Fusion would be really clean if we could just have a passive collector of molecular hydrogen from the atmosphere, and extremely efficient ways to prepare it for the fusion process (e.g. deuterium extraction, tritium generation), but we have neither. And even if we did, where would we get the hydrogen from when we run out of the free molecular hydrogen in the air, something that is bound to happen sooner rather than later if we get seriously invested on fusion?

And this is where things become interesting: while there's definitely room to invest in the capturing of the hydrogen released e.g. by volcanic activity, the more readily accessible “stores” of hydrogen are water, carbohydrates and hydrocarbons. And the processes to extract hydrogen from these have two important downsides in the context of our discussion: they are either very energy intensive (which brings us back to the increased energy consumption, or in a restricted view to a lower power generation efficiency), or quite environmentally unfriendly (e.g. combustion, water depletion), when not both.

I can already see the objections about how these would still be less of an environmental problem than, say, the drilling and mining required for fossil and fission fuel, and while that may be the case now, I'd like to revisit this when the requirements for hydrogen extraction/production raise to the needs of our present and future power generation requirements.

Nuclear will not save us

I'll refrain from going on a tirade that would just repeat the conclusion of my previous chapter, but a recap is appropriate still.
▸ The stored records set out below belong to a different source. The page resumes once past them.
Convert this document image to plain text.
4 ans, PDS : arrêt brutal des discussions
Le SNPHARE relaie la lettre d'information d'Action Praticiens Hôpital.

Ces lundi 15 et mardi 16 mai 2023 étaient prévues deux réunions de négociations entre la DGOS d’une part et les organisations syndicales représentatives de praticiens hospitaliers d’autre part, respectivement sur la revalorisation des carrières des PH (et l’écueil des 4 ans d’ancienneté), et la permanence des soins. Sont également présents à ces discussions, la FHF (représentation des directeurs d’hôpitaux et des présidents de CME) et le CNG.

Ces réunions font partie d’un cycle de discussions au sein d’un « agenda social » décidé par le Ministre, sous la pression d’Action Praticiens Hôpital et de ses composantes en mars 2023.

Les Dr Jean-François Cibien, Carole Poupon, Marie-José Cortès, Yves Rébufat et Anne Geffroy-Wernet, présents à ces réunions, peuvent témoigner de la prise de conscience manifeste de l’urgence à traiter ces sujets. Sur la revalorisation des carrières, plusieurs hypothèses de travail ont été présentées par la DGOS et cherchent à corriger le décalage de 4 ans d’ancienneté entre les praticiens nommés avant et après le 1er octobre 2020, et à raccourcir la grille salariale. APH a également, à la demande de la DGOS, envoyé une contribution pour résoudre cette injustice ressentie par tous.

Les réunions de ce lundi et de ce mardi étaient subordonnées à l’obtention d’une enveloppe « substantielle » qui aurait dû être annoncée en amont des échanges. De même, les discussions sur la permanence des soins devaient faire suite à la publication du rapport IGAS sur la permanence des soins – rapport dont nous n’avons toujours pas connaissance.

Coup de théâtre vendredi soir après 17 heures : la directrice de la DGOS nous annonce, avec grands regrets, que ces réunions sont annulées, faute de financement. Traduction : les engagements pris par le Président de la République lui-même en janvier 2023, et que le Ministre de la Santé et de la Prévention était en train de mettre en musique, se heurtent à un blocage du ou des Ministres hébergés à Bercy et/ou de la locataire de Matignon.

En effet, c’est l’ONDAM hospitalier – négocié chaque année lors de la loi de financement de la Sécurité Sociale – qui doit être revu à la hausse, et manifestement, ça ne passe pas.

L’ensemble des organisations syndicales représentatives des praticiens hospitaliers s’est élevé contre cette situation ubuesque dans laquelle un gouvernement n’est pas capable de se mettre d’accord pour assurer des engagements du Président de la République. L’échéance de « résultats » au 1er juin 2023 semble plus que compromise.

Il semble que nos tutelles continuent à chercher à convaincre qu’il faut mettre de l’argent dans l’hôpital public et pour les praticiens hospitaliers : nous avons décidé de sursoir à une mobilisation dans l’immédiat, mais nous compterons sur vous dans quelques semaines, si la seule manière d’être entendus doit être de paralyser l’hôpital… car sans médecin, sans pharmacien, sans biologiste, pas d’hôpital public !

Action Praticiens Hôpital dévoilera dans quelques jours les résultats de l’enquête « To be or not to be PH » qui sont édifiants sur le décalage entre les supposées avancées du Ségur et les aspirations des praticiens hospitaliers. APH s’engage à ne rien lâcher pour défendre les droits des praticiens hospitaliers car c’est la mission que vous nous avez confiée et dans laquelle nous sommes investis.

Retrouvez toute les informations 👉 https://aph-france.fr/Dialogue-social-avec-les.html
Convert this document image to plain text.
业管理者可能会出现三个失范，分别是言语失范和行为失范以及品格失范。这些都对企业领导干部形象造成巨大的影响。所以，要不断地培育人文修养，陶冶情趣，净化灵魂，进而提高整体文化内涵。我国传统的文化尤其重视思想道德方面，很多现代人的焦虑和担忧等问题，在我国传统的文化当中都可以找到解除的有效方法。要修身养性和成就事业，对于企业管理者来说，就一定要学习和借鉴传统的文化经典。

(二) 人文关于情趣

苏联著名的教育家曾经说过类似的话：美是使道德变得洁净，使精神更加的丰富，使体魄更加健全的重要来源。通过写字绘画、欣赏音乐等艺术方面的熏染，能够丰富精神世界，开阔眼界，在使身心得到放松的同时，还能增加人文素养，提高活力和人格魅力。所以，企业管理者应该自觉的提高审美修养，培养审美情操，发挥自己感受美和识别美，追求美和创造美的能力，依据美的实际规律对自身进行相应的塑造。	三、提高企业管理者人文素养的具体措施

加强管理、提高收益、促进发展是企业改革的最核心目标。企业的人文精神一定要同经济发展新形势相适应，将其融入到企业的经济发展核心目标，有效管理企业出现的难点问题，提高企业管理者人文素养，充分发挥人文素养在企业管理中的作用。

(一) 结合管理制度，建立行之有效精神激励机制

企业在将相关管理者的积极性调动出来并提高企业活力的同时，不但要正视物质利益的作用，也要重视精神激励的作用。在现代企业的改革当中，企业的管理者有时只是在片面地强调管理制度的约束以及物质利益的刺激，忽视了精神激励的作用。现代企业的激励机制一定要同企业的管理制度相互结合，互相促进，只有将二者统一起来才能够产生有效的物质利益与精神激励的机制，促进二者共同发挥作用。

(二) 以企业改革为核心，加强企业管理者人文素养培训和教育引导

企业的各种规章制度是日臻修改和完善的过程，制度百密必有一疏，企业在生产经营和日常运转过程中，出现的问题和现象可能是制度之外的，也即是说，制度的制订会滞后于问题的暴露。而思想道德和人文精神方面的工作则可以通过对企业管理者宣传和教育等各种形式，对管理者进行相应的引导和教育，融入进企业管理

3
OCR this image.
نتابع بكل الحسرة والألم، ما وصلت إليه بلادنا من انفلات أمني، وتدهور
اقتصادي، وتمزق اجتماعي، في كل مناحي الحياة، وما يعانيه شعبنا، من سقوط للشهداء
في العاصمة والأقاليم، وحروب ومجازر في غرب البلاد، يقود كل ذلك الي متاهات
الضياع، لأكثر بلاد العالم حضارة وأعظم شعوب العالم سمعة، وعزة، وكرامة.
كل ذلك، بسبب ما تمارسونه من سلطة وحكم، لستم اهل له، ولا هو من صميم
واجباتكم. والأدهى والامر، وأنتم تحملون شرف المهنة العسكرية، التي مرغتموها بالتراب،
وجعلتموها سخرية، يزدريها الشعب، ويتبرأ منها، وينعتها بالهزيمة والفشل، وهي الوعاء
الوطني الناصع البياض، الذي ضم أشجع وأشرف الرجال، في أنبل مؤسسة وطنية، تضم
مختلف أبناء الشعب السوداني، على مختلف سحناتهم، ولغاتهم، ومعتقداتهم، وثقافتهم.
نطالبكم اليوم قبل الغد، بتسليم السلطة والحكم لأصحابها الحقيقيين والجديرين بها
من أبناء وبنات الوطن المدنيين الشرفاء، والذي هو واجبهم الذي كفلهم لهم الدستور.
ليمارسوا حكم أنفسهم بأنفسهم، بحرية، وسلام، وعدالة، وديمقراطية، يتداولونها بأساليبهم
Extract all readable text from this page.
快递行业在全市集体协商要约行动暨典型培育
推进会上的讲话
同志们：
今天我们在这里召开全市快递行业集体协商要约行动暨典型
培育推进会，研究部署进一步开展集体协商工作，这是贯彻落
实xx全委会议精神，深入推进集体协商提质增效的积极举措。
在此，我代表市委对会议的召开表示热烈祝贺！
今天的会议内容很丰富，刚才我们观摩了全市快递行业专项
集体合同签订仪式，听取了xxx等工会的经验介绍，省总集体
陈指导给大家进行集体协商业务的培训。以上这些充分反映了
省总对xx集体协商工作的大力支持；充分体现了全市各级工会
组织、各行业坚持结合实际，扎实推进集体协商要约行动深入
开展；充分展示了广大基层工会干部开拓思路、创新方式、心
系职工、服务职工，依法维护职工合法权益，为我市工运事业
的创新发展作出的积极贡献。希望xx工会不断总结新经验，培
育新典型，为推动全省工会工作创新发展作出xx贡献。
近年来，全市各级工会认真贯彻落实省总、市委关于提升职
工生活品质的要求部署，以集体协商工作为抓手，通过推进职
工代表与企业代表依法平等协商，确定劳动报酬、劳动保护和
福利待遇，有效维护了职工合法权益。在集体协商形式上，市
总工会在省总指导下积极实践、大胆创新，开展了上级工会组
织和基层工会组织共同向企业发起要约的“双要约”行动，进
The fuel employed, the process used to produce the energy don't matter. The single most important factor is how quickly energy consumption grows. And the cheaper the energy generation is, the more quickly its consumption will grow. If anything, a more efficient and cleaner energy production method is more likely to boost energy consumption, that will result in an even harder fall when the ceiling is hit.

Still, I'm glad for the progress in the research on nuclear fusion, and while I believe that the press release is laced with excess optimism, I'm looking forward to the time, a few more decades from now, when the technology will have progressed enough to turn fusion into a viable power source. Any option we have at our disposal to minimize the environmental impact of energy generation and optimize energy production with the means we have our disposal is more than welcome.

Of course, in those few decades our global power consumption will have doubled again (at least), unless the global economy suffers another major collapse. (It's fascinating, really: take any year-over-year global power consumption change and you can identify recessions simply by looking at when it energy consumption change dropped close to zero —or worse, went into the negatives.)

And if we don't fix that, nuclear will not save us.